II. Issue a unified economic embargo. Identify and publicly name businesses, donors, and commercial interests that have funded or vocally supported MAGA redistricting efforts. Withdraw non-essential patronage. Redirect Black dollars toward Black-owned and community-aligned institutions wherever possible.
III. Descend on the State House. Mass presence at the South Carolina State House is non-negotiable. When the Governor calls this session, we must already be there — visible, organized, and unified across denominational, organizational, and political lines.
IV. Demand accountability from every elected Democrat. No Democrat — state or federal — receives our enthusiastic organizational support without a public, on-record commitment to fight this redistricting by every procedural and legal means available.
V. Unite across every difference. Put aside the divisions they have cultivated between us — denominational, generational, organizational, personal. The struggle is not static. The conditions they have created are dynamic. Our response must be equally dynamic.
A Final Word
They believe that because they have drawn lines before — because they have moved Black people before, literally and figuratively — they can do it again without consequence. They are counting on our disorganization. They are counting on our exhaustion. They are counting on our silence.
We will not give them our silence.
Individuals who believe they can bully nearly a million people across Richland County and South Carolina's Sixth Congressional District need to understand the hard way that there has never been, and will never be, a time when we succumb to Trumpism and the manufactured grievances of those who cannot imagine a democracy that includes us as equals.
James E. Clyburn held that seat because Black South Carolina built the coalitions that made it possible. What has been built can be defended. What has been defended can be extended. But only if we move — together, now, with everything we have.

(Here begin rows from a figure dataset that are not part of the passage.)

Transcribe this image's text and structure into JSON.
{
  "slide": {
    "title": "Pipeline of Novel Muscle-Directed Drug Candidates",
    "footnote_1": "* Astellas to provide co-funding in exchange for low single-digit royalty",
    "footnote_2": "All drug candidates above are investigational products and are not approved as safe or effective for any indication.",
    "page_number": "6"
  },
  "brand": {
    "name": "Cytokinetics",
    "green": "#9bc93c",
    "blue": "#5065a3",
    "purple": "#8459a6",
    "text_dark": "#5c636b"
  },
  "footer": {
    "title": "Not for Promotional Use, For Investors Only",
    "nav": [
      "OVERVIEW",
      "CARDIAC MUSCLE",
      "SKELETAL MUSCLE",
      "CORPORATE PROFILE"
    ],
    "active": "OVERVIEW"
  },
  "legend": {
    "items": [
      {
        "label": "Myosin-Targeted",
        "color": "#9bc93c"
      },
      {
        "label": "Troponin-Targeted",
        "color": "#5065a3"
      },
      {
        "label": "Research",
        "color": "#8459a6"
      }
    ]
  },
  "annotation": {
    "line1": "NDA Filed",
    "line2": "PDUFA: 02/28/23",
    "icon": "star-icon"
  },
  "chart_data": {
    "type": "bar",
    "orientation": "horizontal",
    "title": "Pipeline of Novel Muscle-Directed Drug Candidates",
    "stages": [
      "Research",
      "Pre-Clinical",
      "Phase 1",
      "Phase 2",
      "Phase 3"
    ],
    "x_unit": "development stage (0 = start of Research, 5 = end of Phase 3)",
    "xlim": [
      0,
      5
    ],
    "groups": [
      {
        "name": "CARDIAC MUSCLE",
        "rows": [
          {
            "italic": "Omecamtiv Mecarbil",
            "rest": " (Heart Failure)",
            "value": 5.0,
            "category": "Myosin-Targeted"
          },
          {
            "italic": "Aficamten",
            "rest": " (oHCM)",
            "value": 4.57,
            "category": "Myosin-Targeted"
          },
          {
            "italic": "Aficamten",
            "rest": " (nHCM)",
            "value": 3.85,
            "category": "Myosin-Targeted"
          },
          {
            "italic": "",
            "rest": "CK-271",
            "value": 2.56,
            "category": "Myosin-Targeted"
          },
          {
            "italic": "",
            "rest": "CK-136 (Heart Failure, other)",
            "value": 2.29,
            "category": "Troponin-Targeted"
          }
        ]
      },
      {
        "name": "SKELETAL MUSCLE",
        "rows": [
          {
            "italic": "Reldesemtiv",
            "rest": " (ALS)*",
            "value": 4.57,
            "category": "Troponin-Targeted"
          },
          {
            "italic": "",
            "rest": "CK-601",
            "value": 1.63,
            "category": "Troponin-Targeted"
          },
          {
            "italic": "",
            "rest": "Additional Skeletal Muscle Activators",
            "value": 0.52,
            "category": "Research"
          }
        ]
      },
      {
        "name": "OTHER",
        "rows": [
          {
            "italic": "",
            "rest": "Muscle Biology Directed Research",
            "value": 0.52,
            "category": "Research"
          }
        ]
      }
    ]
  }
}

There is no machine without us. There is no economy without us. There is no opportunity without us. There is no democracy without us.
Javar Juarez is the Publisher and Editor-in-Chief of the Columbia Urban Broadcast Network (CUBN), an independent investigative news outlet covering South Carolina politics, civic affairs, and community accountability. He is also President of the Capital City Chapter of the A. Philip Randolph Institute (APRI) in South Carolina.